Après Jacques-Elie Favrot, un deuxième assistant parlementaire du député insoumis Raphaël Arnault figure parmi les 11 personnes interpellées après la mort de Quentin Deranque à Lyon, selon une information qu’Europe 1 est en mesure de confirmer. Robin Chalendard est entendu pour "soustraction d’un criminel à l’arrestation ou aux recherches".
Raphaël Arnault est l'un des fondateurs du groupuscule d'ultragauche La Jeune Garde, dont six membres ont été identifiés dans le lynchage mortel du jeune homme. En outre, un ancien stagiaire de l'élu insoumis a également été interpellé.
Les deux assistants fichés S
Interpellé dans le cadre de l’enquête sur la mort de Quentin Deranque, Robin Chalendard, qui exerce par ailleurs sous le pseudonyme de Robin Michel à l’Assemblée nationale, est soupçonné d’avoir participé à cacher un ou plusieurs individus suspectés d’avoir lynché l’étudiant de 23 ans.
Selon les informations d’Europe 1, les deux attachés parlementaires sont fichés S, tout comme leur député insoumis, qui serait, lui, triple fiché S. Tous sont donc encore en garde à vue, interrogés par les enquêteurs afin de déterminer leur rôle exact dans la mort de Quentin Deranque.

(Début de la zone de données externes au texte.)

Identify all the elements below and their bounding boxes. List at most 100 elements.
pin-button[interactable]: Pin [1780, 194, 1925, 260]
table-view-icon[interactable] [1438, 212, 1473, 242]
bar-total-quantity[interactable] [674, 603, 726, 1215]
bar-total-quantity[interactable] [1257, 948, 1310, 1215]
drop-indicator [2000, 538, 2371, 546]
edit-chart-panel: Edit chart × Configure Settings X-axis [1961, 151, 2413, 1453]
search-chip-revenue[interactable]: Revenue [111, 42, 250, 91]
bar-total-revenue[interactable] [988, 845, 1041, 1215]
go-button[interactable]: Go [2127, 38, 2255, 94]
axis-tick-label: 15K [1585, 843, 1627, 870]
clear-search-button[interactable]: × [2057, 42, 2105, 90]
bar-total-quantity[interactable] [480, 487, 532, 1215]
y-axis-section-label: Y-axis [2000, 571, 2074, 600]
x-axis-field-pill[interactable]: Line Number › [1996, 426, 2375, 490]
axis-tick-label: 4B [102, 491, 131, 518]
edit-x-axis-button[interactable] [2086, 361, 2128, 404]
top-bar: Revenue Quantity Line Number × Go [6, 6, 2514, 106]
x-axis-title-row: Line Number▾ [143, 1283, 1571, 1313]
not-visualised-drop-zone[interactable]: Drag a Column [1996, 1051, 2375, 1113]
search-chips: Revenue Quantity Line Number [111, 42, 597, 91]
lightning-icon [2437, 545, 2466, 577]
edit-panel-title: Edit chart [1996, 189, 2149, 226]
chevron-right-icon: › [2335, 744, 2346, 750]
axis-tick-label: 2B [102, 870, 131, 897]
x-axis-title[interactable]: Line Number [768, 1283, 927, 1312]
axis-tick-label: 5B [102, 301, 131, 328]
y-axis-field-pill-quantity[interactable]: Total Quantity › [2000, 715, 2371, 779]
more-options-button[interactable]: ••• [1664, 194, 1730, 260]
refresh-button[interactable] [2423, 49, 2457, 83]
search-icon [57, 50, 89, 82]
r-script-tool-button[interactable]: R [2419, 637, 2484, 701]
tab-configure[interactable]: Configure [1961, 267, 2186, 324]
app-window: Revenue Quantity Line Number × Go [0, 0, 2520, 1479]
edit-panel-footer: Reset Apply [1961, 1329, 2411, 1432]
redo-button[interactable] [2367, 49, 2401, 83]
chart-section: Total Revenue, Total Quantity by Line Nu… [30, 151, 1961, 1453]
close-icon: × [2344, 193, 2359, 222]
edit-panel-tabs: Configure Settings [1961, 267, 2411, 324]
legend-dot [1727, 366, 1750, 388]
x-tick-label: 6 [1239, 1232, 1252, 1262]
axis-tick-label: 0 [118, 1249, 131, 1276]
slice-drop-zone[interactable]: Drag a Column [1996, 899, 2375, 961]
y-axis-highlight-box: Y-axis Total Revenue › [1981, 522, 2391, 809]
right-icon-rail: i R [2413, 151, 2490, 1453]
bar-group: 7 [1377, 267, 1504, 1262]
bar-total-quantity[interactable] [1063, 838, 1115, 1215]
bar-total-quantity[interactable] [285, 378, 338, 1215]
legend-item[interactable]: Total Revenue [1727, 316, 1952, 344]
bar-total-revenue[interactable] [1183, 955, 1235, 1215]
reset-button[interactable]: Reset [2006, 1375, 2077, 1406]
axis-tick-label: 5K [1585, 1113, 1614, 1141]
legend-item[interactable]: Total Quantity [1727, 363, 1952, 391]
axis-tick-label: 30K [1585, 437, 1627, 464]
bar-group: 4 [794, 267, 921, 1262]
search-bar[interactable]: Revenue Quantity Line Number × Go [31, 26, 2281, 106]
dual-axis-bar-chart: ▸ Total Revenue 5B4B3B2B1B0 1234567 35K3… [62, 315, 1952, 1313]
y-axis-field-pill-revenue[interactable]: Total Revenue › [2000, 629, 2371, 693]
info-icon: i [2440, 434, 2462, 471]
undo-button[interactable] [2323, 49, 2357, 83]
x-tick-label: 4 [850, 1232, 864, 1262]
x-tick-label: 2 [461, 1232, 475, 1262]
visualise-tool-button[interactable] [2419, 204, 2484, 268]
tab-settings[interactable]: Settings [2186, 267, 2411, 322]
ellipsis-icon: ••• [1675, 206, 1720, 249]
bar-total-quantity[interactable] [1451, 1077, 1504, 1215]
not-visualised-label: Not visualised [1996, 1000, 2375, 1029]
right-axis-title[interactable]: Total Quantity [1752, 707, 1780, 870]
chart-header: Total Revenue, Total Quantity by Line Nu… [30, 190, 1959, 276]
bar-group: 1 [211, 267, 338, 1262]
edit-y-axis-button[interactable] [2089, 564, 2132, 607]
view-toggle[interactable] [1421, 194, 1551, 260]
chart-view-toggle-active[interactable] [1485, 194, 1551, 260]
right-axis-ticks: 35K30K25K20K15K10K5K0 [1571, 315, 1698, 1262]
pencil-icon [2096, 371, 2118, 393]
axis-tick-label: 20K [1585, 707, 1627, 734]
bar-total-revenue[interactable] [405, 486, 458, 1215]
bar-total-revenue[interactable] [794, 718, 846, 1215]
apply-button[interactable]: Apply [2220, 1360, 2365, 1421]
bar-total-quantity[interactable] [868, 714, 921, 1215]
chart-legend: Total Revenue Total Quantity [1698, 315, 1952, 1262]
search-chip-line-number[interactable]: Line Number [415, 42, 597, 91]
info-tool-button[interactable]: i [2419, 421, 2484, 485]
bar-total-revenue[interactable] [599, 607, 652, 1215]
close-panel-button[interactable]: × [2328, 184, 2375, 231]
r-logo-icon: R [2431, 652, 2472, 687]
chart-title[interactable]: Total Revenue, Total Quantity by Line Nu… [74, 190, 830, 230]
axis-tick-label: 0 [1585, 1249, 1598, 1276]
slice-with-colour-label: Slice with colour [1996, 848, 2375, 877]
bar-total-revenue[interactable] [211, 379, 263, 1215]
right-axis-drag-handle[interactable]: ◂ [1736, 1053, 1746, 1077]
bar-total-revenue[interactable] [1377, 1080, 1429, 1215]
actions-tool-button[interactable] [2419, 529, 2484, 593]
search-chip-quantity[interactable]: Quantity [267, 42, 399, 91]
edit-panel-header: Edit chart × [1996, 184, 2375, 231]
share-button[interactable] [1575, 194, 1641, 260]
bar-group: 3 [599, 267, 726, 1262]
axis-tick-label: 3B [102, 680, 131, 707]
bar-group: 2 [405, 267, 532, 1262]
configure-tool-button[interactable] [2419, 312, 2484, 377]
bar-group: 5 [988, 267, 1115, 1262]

En outre, la garde à vue peut durer jusqu’à 48 heures, soit jusqu’à jeudi soir ou vendredi matin selon les mis en cause.
Des interpellations un peu partout en France
Les interpellations menées dans le cadre de la mort de l’étudiant de 23 ans, en marge d’un meeting de l’eurodéputée insoumise Rima Hassan à Sciences Po Lyon, ont été réalisées un peu partout en France (Haute-Loire, Drôme, Isère…).
Un couple a été arrêté mercredi matin, portant à onze le nombre total d’interpellations. Mardi soir, entre 18 heures et 21 heures, sept hommes, dont l’assistant parlementaire Jacques-Élie Favrot, et deux femmes avaient déjà été arrêtés lors d’opérations coordonnées.
Les onze personnes sont entendues par les enquêteurs dans le cadre d’une garde à vue qui peut durer au maximum 48 heures. Certaines font l’objet d’une fiche S, émise par le renseignement intérieur pour recenser les personnes potentiellement dangereuses pour la sécurité nationale, selon une source proche de l’enquête.